When working in industry I was often faced with trying to sway a decision re the acquisition of capital goods from various vendors and if I couldn't compile valid, verifiable numbers that backed up my argument I lost the argument.

Oh how I wish we could hold our pollies accountable for their decisions on an ongoing basis (like monthly KPI reviews as we have in industry)

Tony Dillon
May 24, 2019

Just as a footnote to the article. The $17.6b in refundable credits used to offset other tax is split about $12.5b individuals, $5.1b super.
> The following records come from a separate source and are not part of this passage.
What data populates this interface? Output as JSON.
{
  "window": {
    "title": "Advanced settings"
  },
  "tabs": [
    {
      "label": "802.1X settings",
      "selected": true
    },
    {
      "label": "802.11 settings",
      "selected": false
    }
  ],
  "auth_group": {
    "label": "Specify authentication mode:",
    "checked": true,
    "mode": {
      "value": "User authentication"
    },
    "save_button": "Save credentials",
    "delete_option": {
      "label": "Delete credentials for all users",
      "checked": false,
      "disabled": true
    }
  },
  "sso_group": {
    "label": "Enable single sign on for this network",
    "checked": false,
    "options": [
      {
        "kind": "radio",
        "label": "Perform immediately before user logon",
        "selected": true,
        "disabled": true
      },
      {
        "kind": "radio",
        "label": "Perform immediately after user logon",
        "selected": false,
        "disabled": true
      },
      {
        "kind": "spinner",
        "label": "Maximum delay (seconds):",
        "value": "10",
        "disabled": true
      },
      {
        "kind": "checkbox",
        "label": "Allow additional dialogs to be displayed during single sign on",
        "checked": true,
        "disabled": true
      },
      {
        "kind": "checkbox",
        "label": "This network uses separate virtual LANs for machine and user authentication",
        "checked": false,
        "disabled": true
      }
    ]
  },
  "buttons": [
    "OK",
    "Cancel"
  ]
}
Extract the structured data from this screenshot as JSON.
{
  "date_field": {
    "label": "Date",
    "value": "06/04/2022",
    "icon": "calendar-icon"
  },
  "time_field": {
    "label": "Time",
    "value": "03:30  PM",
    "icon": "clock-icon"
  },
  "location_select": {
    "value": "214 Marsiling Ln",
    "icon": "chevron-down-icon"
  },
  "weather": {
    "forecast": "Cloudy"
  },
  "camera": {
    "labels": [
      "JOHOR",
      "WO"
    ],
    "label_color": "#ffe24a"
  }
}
And the average marginal tax rate of those individuals offsetting tax is about 40%. So top-up tax paid by individuals is about $4.2b, a fair proportion of the $5.9b paid in refunds.

Afoo
May 23, 2019

Sure franking credit is generous so do childcare rebate or politician superannuation,etc. all tax payer funded !If the rules apply to the whole system I.e Industry fund or other Retail fund and not only to SMSF then it is a fairer system. You cannot discriminate on gender, race etc and so the superannuation structure.
Beside if a person has shares investment outside super it will be tax on marginal tax individual rate. If all the income from shares- it will be tax around 18% if franking credit abolishes it will be around 26%.- almost equivalent to company tax! But if the person is a pensioner there is no change but bad luck for pensioner after the tax rule changed will lost the benefits! It is unfair and suck ! Politician needs to sit and think carefully the whole implications to the whole systems. They need a fairer system- all in -not targeting certain individual. This is more like a class warfare- divided you fall United is victory!

Dudley
May 23, 2019

"Sure franking credit is generous so do childcare rebate or politician superannuation,etc. all tax payer funded !"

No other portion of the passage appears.